At this year’s vegetarian lunch fair on July 28 and 29, hundreds of patrons were urged to bring their own reusable containers as utensils. In doing so, the event cuts down on the resources it would’ve used (such as disposable cutlery) while also promoting a meat-free lifestyle to cut down demand for meat.
In an effort to further its advocacy of environmental protection, this year’s Vegetarian Lunch Fair urged hundreds of attendees to bring their own bowls.
For two days, July 28 and 29, the dining hall of the Jing Si Hall swelled with hundreds of patrons eager to sample meat-free dishes made by Tzu Chi volunteers. With the selection ranging from vegetarian fried rice to meat-free versions of popular recipes, the activity aims to urge people to adopt a vegetarian lifestyle. That way, demand for meat can be lessened along with the harmful effects of such a demand to the environment.
To make the most out of the activity, however, volunteers encouraged people to bring their own reusable containers and eco-bags. While people who didn’t bring one could still enjoy the feast, those who did were entitled to a free glass of either Roselle (hibiscus flower) juice or mango sago after buying at least four viands.

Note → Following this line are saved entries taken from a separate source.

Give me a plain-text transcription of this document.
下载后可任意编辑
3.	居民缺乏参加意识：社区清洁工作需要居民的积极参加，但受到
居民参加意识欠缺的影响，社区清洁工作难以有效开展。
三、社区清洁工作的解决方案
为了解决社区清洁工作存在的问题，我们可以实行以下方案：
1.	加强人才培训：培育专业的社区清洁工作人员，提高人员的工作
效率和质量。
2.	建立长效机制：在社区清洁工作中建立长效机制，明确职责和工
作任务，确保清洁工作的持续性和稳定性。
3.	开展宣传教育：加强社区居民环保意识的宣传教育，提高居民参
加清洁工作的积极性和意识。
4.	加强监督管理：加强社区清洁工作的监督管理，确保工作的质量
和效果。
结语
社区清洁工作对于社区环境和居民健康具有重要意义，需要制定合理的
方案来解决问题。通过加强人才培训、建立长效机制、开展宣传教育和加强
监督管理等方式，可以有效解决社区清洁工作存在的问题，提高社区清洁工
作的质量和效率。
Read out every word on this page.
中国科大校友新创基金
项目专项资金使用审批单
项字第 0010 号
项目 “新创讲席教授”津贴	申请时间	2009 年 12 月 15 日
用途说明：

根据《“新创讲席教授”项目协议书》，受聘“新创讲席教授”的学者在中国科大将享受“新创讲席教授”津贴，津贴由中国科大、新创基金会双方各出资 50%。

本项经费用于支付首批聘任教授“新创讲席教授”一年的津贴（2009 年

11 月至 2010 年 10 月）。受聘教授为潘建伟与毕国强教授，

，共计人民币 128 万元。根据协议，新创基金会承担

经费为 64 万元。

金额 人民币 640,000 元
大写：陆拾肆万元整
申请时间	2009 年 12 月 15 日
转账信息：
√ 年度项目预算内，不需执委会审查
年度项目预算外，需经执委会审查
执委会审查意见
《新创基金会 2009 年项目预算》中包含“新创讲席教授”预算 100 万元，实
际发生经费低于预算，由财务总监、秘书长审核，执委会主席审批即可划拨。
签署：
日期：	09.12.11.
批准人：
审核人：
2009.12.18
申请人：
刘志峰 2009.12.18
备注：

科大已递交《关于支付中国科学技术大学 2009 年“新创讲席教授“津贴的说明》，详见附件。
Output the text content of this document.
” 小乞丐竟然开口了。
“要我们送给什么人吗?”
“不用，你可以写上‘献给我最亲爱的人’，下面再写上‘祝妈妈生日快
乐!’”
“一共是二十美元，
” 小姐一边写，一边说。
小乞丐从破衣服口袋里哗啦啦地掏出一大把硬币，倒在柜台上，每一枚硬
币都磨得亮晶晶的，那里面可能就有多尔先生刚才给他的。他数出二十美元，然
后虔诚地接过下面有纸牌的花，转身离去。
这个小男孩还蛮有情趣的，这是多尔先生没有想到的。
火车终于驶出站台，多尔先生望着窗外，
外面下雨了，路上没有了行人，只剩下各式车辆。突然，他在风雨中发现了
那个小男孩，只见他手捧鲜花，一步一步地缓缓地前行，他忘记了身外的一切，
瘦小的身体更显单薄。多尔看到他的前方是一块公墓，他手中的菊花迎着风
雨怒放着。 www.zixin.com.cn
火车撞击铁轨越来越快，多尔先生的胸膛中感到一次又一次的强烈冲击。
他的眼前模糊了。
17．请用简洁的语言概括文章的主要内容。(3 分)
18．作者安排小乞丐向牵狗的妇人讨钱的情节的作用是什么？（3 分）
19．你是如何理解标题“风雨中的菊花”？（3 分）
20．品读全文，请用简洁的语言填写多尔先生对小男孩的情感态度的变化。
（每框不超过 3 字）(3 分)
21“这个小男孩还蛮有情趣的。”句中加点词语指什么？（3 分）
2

“We wanted people to bring their own reusable containers and eco-bags, so we thought of this reward,” said Tzu Chi volunteer Linda Chua who headed the event.
Eighteen stalls were set up across the dining hall, each offering its own take at vegetarianism. Attendees paid using stubs on their tickets, which are worth Php500, or coupons in Php50 and Php100 denominations that could be bought on the spot.
Proceeds from the lunch fair would fund the ongoing renovation project of the Tzu Chi Great Love Campus in Manila. The project includes a new Buddhist chapel in the former site of the recycling center and the expansion of its multitude of livelihood programs like machine operation and computer troubleshooting.
Among the attendees were some Tzu Chi volunteers. Virginia Lee appreciates the effort her fellow volunteers put into making the feast a success. At the age of 77, however, she admits that she cannot keep up with the rigors of serving hundreds. So she doesn’t mind bringing her reusable containers as her manner of support.
“The elderly like us can’t keep up with such work, so we do our part by bringing our reusable containers. It’s not that difficult [to bring the containers],” said Lee.
Many attendees didn’t mind bringing an eco-bag full of containers, seeing that they’re helping the environment as much as the volunteers working long hours.
“You do away with washing dishes at big parties or throwing away paper dishes and plastic utensils,” remarked Ferdinand Mesch, an American living in the Philippines.
“Carrying [the containers] in a big bag is inconvenient, but we don’t mind since we try to help the environment,” added Machrina, Ferdinand’s wife.
Jimmy Abedaño, an architect, cites the state of pollution today, with solid waste making its way across the world’s oceans. He cited a recent report where waste washed ashore in Manila Bay following days of rain from the monsoon enhanced by three tropical cyclones. For him, bringing a reusable container to the feast is a negligible inconvenience.
“Everyone has to make sacrifices, as small as bringing an eco-bag or reusable container,” said Abedaño.